Bug ID: JDK-8214542 JFR: Old Object Sample event slow on a deep heap in debug builds

Type: Bug
Component: hotspot
Sub-Component: jfr
Affected Version: 12

Priority: P3
Status: Resolved
Resolution: Fixed

Submitted: 2018-11-30
Updated: 2020-04-29
Resolved: 2019-07-03

JDK 11	JDK 13	JDK 14	Other
11.0.6Fixed	13 b29Fixed	14Fixed	openjdk8u-jfr-incubatorFixed

The test test\jdk\jdk\jfr\event\oldobject\TestHeapDeep.java tries to locate memory leaks in a small heap that consists of a linked list of 100 000 elements.The test passes, but it executes slowly, about 30 seconds instead of a few milliseconds.

This is a product bug.

Replacing jdk8u-fix-request with link to JDK-8239140
17-02-2020
RFC: https://mail.openjdk.java.net/pipermail/jdk8u-dev/2020-January/011063.html
30-01-2020
Addition to 11u fix request by [~hirt]: Patch did not apply cleanly. Review request sent out on mailing list: https://mail.openjdk.java.net/pipermail/jdk-updates-dev/2019-September/001811.html Testing shows no regressions. Will submit this item immediately follwed by JDK-8228834, since the latter fixes a regression introduced by this fix. I also include JDK-8229437 when pushing this, since it is a regression fix for this item as well.
03-09-2019
Fix request comment: This fix should be backported to make it viable to use the old object sample in production systems. It depends on fixing and backporting JDK-8225797, without which the event cannot be used in production anyways.
22-07-2019
I cannot see any time complexity algorithmic issues in the code that would explain what you describe, except some superheavy assertions like this: // bfsclosure.cpp // if we are processinig initial root set, don't add to queue if (_current_parent != NULL) { 141: assert(_current_parent->distance_to_root() == _current_frontier_level, "invariant"); _edge_queue->add(_current_parent, reference); } There are memory complexity issues that worsen in fastdebug / slowdebug runs because of the above assertion keeping a high working set for a longer time period. This gets very bad for concurrent runs (again fastdebug / slowdebug) where a -conc:16 setting leads to almost having a 8GB memory footprint, with just running the OldObject tests. I did not see this using product builds. Is it possible that a concurrent test run with fastdebug / slowdebug could have caused swappping due to the high memory footprint?

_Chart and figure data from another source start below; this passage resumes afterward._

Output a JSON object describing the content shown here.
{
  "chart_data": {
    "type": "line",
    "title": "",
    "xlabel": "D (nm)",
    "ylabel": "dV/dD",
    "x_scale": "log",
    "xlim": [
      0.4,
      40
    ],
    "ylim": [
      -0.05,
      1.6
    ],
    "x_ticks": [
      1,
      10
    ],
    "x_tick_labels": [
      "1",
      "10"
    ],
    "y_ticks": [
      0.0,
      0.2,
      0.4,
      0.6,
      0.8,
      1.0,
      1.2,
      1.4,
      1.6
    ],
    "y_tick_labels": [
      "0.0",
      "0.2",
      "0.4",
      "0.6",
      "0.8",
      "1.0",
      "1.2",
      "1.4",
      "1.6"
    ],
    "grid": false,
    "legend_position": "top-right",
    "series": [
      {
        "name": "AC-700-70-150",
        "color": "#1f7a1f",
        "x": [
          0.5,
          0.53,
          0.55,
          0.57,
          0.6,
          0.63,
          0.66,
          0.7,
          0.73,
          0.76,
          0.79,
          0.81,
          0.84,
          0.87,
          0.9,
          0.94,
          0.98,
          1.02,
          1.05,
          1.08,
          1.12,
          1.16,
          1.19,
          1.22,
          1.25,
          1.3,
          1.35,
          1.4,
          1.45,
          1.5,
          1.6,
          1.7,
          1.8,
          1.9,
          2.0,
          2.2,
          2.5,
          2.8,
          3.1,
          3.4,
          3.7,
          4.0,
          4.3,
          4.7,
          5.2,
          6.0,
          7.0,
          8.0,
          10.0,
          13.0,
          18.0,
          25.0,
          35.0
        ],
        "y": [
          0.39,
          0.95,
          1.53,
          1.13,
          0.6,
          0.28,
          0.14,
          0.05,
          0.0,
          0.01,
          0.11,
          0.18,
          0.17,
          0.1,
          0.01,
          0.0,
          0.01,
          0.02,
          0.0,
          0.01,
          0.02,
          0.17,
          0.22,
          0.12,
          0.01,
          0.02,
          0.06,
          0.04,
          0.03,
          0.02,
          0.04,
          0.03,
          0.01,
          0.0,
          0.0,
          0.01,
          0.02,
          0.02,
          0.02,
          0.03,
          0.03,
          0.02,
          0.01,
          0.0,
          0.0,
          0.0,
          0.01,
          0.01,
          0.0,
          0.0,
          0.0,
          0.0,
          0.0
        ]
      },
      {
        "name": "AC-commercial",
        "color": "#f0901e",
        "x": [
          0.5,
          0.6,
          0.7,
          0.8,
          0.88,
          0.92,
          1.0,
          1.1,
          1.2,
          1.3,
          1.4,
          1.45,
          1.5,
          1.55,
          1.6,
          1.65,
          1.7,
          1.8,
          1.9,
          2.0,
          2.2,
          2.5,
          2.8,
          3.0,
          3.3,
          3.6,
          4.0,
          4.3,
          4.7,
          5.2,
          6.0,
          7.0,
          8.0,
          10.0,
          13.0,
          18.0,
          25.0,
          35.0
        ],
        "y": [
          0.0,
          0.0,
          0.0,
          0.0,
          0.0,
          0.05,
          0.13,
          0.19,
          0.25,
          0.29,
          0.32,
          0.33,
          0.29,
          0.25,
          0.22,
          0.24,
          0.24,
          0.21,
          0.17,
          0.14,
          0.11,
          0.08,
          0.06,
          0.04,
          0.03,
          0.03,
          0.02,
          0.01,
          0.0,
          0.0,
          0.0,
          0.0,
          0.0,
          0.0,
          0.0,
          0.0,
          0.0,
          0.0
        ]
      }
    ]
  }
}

There are many improvements to trim the working sets: 1. We determine the BitSet for marking as a value derived from Universe->heap()->reserved_region(). This is almost always 8GB regardless of usages. This leads to a committed bitset of 127MB which is a bit wasteful, if the current occupance is in the vicinity of 1-2 MB. I have elaborated on building a page manager plug-in to the virtual memory backing storage. This only commits the pages that are needed. The downside is that we then need to check a bitset for the mapped page in order to check the bitset for the marked address...127 MB might be ok since we are running exclusively in a VM Operation... 2. Currently we store the entire chain in the EdgeStore, but we only serialize the top 100 edges and the root 100 edges. I have updated so that we only store the edges needed. In addition, we do not need the intermediate Edge[] in the process of storing edges. 3. I also saw that the BitSet uses par_set_bit which uses cmpxchg() underneath - we don't need cas since we are single threaded (this is more of a performance optimization).
17-12-2018
Impact: High This is a scalability issue, time spent searching for a chain of length n with k samples is O(n*k) instead of O(n). This means the algorithm is up to 256 times as slow. In the test with a rather small heap, it meant 15 s in a safepoint. This is not acceptable in a production environment. Likelihood: Low/Medium How big the problem is depends on the heap size and the length of the longest chain, so it is hard to say something conclusive about the likelihood as it depends o the application. This only happens if you request path to GC root. Workaround: High There is no known workaround H (L/M) H = > P1/P2
13-12-2018

Duplicate :	JDK-8221475 - Unnecessary safe point when using OldObject sample events with cutoff=0
Relates :	JDK-8228834 - Regression caused by JDK-8214542 not installing complete checkpoint data to candidates
Relates :	JDK-8229437 - assert(is_aligned(ref, HeapWordSize)) failed: invariant
Relates :	JDK-8239140 - Backport JFR to OpenJDK 8